Üstadımız kır gezisine çıkmak üzere hazırlık yapılıyormuş. Kapının önünde bekledik. Üstadımı görür görmez içimden “Üstad’ım bu benim” dedim. Milyarlarca insanın içinde görseniz, siz de onun Bediüzzaman olduğunu tanırdınız hemen. Bu asrın insanına benzemiyor... Saçları kulak memesine kadar, başında sarık... O gözler… Elini öptük, ismimizi sordu. “Bana dua edin, bakın hastayım“ dedi. “Üstadım siz de bize dua edin” dedim. “Ben size dua edeceğim” dedi ve Üstadımız kır gezisine doğru arabasıyla yola çıktı, gitti.

İKİNCİ ZİYARETİM

İkinci ziyaretim vefatından bir ay kadar evvel oldu.  İzmir’e halı satmaya gitmiştim. Oradan Bursa’ya, Bursa’dan da Eskişehir’e geçtim. Eskişehir’e trenle gece saat 24.00’te girdim. Kardeşleri, Abdulvahid Tabakçı ağabeyleri göreyim, biraz muhabbet edeyim diye düşündüm, onların oteline gittim. (İstanbul Kıraathanesi)

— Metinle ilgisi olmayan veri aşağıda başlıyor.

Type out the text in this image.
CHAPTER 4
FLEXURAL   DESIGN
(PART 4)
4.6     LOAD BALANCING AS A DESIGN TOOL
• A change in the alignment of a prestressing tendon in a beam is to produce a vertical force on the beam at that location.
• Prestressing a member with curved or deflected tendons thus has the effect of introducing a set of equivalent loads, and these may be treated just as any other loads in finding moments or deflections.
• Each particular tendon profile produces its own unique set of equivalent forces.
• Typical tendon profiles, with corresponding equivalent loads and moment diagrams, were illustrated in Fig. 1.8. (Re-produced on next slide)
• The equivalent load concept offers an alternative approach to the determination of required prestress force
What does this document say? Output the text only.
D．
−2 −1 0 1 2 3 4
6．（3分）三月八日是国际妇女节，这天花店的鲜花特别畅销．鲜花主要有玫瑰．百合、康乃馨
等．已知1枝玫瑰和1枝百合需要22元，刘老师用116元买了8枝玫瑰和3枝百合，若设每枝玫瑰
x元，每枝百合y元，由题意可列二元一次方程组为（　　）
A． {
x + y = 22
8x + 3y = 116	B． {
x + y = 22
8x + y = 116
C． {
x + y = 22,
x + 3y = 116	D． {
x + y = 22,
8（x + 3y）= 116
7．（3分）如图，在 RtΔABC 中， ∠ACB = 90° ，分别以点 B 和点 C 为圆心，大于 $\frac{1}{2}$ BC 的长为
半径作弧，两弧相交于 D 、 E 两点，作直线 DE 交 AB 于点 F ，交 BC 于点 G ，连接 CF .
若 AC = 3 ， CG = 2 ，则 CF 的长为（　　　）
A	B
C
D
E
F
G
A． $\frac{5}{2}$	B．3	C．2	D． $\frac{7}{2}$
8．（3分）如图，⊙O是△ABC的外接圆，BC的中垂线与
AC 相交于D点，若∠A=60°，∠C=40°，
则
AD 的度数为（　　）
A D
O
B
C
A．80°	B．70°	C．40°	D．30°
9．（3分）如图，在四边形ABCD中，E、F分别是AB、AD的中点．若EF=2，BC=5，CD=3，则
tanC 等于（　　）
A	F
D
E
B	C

Orada “Üstadımız burada ziyaret etmek ister misin?” dediler. “Aman! Ne demek, ziyaret etmez miyim hiç” dedim. O gün onların otelinde misafir kaldım. Üstad Abdulvahid ağabeyin evindeydi. Sabah oldu. Şubat ayıydı, sert bir soğuk vardı. Üstad evden çıkıyordu. Kadınlar, erkekler vardı arabanın etrafında. Üstad kadınlara “Sizi ahiret hemşirem olarak kabul ediyorum” dedi. Aynı şekilde erkeklere de söyledi. Üstadın kapaklı bir sepeti vardı. Zübeyir ağabey onu bana arabayı koymam için verdi. Üstad’ın taksisinin bagajına koydum. Yoganı ve ibriği vardı onları da verdi, bagaja yerleştirdim. 

Sonra yanaştım Üstad’ın elini öptüm. Bir daha öpmek istiyorum ama ver elini Üstad’ım desem ayıp olacak. Sultanhisar’da Hasan Atıf ağabey vardı, akılma geldi; “Üstad’ım Atıf abiye selam göndermeyecek misiniz?” dedim. “Selam et kardaşım” dedi ve öpmem için elini uzatıverdi kendisi. Maksadım tekrar elini öpmekti zaten. Öptüm, yüzümü okşadı. O zaman benim yüzümde sık sık kan çıbanı çıkıyordu, gözümün altında. Üstadımın eli değdiği için mi artık bilmiyorum, o kan çıbanı bir daha hiç çıkmadı yüzümde. Üstadın elinin yumuşaklığının verdiği o lezzet hala duruyor bende.  Kış günü olduğu için arabanın eksozundan beyaz dumanlar atıyordu. Üstad böylece yola çıktı gitti.  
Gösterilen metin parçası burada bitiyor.